И опять засосала тревога. Прошло полторы недели после дня рождения Степана Михайловича, вроде бы всё, обошлось, дальше можно жить, а страх не проходил… Ведь то, что сказал тогда за столом опьяневший юбиляр, – сидело в каждом. Подспудным, загнанным в подсознание, в темноту, но сидело. Зачем он вытащил всё на свет? Ведь он ослепил их! Ослепил, как шахтовых лошадей! Которых вдруг вывели из темноты на волю… Кочерга отложил ручку, повернулся к окну, ничего не видя в нем, не понимая.

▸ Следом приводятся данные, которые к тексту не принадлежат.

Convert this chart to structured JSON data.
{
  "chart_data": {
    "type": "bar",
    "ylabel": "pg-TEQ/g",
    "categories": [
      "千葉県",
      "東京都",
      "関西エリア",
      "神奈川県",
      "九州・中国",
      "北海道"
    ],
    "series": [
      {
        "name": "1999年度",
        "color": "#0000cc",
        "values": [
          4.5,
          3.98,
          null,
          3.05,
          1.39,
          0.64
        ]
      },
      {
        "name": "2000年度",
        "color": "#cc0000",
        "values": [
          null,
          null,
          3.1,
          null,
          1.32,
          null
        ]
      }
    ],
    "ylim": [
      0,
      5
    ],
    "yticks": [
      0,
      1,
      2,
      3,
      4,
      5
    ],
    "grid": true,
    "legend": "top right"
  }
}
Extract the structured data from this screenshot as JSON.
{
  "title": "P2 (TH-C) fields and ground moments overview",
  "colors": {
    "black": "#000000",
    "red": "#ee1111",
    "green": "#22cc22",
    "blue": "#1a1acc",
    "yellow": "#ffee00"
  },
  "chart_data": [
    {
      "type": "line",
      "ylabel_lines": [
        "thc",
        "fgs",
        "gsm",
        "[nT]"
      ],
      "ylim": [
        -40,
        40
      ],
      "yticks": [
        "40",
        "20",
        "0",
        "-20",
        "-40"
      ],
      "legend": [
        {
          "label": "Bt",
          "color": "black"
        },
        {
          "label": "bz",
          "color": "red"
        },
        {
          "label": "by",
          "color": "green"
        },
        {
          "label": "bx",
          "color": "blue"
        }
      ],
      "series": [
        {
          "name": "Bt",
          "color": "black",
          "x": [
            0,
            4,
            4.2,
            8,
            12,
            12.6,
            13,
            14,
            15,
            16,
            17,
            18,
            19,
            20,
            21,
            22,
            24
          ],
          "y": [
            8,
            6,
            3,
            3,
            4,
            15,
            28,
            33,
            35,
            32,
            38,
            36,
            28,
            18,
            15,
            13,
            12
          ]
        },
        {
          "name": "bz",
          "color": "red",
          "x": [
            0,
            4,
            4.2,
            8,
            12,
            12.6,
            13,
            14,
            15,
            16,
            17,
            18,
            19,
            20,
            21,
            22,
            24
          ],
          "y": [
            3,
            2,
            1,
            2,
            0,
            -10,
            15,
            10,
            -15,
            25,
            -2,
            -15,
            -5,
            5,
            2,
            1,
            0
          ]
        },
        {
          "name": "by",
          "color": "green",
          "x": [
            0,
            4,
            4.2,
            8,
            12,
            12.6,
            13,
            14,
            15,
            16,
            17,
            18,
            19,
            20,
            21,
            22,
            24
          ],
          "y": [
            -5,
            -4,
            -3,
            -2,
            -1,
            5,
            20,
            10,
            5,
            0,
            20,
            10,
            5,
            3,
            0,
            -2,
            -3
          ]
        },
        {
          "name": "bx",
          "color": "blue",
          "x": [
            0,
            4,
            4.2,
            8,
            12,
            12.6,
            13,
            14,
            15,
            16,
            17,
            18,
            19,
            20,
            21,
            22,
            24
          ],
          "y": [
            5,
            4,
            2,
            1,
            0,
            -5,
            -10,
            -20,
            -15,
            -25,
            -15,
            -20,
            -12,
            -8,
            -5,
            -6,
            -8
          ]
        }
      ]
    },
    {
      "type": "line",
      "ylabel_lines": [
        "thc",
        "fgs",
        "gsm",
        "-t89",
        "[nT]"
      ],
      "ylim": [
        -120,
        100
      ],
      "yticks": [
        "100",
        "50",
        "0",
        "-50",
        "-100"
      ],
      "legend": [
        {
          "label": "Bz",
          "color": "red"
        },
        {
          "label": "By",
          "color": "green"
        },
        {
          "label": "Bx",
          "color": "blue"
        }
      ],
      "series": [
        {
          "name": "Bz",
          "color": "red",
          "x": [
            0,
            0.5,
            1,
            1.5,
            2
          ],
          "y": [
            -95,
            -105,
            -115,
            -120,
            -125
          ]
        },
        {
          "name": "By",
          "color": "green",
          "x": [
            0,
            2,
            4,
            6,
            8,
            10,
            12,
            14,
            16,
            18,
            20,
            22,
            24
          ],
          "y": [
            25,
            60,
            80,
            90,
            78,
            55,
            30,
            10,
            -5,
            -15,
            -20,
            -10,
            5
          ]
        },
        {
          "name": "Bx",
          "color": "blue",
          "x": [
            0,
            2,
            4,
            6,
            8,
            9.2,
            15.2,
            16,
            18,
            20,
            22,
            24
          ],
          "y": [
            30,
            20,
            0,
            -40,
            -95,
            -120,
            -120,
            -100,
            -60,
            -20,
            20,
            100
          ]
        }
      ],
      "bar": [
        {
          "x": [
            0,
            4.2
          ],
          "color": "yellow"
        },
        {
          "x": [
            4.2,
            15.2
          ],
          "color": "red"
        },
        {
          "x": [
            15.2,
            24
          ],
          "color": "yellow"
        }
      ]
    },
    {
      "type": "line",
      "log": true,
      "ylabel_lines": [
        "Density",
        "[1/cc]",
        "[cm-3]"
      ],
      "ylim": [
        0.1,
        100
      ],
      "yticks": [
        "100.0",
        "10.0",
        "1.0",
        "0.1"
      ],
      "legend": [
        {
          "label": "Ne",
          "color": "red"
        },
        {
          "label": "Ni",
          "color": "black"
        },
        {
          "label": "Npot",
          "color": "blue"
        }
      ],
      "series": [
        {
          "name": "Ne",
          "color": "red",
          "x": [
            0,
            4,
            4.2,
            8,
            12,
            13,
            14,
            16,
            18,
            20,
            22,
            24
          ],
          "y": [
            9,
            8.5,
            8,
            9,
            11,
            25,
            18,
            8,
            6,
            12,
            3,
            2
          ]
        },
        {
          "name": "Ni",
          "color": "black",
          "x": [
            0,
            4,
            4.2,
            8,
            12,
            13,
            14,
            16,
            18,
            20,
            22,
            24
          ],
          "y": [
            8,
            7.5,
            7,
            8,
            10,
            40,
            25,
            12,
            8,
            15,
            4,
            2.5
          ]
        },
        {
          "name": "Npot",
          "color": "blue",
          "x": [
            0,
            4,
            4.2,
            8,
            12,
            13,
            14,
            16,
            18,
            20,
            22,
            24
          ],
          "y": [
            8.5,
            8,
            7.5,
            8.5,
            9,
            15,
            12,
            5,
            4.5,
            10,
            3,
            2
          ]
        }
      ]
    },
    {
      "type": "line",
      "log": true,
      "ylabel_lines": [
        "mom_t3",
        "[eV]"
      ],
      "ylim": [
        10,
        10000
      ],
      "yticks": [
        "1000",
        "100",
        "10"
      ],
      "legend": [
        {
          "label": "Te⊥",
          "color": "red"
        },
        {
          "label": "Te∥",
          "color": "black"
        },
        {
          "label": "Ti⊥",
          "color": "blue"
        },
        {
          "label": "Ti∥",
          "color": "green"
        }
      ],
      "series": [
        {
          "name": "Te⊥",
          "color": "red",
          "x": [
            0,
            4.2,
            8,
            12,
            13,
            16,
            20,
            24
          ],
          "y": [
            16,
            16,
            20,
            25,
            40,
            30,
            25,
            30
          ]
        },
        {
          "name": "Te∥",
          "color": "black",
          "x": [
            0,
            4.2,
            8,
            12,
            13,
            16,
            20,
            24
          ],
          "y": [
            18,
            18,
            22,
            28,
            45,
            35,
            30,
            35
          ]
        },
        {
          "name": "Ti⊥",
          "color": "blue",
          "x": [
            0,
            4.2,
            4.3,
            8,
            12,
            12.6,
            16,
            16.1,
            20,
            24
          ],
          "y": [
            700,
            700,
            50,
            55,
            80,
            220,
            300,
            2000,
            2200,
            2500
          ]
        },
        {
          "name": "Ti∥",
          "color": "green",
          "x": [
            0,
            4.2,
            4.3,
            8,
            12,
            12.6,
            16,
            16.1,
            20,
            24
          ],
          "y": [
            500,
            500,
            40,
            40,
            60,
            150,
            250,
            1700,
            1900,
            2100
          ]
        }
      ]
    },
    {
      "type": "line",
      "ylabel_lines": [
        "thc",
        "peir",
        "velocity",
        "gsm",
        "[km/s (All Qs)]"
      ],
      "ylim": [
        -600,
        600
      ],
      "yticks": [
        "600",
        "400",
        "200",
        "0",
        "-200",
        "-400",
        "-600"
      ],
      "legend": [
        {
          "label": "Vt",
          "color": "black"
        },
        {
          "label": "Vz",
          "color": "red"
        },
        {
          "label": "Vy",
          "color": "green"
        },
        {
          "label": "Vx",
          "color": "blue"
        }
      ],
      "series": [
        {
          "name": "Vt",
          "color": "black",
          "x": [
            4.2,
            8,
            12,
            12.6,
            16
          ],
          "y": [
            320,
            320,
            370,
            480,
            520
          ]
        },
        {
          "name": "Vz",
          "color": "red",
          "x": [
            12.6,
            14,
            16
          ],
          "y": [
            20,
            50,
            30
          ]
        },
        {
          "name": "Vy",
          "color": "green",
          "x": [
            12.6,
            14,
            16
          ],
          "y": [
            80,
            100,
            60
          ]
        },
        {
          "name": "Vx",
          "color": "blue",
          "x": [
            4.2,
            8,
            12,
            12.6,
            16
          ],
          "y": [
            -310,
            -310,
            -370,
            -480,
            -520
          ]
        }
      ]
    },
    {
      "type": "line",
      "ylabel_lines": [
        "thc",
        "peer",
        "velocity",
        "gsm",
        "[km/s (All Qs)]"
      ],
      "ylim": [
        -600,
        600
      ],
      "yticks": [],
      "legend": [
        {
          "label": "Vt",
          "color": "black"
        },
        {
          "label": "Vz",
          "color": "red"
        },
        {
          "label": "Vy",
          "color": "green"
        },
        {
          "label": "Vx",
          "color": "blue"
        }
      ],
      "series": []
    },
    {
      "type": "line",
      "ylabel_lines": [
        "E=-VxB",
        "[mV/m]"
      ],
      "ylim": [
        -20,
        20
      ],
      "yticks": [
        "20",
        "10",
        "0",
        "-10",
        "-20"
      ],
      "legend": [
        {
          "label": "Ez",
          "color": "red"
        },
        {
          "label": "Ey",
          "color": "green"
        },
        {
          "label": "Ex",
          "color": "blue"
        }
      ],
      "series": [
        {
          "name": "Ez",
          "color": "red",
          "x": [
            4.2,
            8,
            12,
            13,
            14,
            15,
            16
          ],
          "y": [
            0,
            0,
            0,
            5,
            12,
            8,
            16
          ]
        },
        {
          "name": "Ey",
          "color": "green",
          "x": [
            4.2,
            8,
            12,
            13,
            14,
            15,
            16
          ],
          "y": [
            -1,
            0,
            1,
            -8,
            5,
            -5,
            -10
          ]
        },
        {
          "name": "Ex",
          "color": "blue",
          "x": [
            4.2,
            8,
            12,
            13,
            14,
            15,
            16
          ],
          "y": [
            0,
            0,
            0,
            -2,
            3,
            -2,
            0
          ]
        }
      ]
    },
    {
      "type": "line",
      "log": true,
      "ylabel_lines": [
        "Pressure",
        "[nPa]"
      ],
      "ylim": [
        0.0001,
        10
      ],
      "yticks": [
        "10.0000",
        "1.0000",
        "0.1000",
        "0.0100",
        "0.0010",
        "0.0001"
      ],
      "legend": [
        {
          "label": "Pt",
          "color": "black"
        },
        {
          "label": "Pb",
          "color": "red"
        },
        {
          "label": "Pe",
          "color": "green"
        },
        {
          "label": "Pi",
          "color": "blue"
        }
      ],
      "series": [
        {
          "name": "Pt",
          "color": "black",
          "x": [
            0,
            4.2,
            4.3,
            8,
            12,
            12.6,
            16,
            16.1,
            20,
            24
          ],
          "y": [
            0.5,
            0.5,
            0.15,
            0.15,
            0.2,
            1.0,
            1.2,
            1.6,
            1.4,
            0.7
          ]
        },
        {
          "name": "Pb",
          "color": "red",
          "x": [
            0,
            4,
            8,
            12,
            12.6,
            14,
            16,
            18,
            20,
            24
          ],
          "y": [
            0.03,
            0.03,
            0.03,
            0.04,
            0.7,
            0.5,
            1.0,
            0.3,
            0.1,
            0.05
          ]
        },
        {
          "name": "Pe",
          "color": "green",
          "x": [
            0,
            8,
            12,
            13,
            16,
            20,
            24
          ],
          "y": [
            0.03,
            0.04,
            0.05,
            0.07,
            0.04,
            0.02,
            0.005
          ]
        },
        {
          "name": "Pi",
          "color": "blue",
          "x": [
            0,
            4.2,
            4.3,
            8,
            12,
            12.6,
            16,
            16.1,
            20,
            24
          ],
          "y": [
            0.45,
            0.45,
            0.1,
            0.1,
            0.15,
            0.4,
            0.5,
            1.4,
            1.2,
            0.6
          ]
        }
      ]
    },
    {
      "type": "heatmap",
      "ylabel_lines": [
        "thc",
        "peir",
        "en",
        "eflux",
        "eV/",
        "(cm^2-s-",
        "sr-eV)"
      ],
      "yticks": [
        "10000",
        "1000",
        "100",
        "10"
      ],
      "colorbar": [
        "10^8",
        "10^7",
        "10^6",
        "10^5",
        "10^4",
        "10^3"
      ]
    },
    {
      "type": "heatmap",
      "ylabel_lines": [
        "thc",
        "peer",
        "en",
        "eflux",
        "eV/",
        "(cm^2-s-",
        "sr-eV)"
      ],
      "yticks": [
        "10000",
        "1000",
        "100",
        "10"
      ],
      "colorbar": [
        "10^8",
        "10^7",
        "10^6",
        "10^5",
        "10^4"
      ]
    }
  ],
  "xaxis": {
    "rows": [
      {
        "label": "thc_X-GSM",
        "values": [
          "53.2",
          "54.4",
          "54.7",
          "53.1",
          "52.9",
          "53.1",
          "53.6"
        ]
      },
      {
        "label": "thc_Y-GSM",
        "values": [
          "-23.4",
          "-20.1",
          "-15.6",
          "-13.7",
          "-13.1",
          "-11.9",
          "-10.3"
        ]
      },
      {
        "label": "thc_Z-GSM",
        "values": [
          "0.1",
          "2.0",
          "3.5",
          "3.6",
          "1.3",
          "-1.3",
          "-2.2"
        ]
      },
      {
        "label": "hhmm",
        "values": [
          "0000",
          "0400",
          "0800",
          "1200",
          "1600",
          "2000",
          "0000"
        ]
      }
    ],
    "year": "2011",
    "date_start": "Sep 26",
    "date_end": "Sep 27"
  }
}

Вошел на кафедру Кропин. И остановился, точно не решаясь идти дальше. Шляпу как-то нищенски держал в руках. В габардиновом плаще, весь исстеганный дождем…

И увидев эти холодные длинные прочерки на светлом плаще, увидев теплую открытую голову друга – Кочерга похолодел. Вот оно! Но забормотал – как спасаясь, надеясь еще, не веря:

– Здравствуй, Митя, здравствуй, давно жду, почему опоздал, где был, почему не сказал?..

А Кропин подошел к столу, кинул шляпу на макушку этого прибора, точно всю жизнь только и делал это. Потом сел. Барабанил пальцами, отвернув лицо от Кочерги. Подбородок его корежило, дергало.

– Ну, Митя? Ну? Говори же! Говори! Что же ты? Что случилось, Митя! – уже знал, что услышит, а все бормотал и бормотал Кочерга.

И вздрогнул от заклёкнувшегося в слезах, красненького голоска, улетевшего куда-то к потолку:

– Степана Михайловича арестовали! Вот что случилось! Арестовали!..

1 ... 9 10 11 ... 143
Перейти на страницу:
Комментарии и отзывы (0) к книге "Лаковый «икарус»  - Владимир Шапко"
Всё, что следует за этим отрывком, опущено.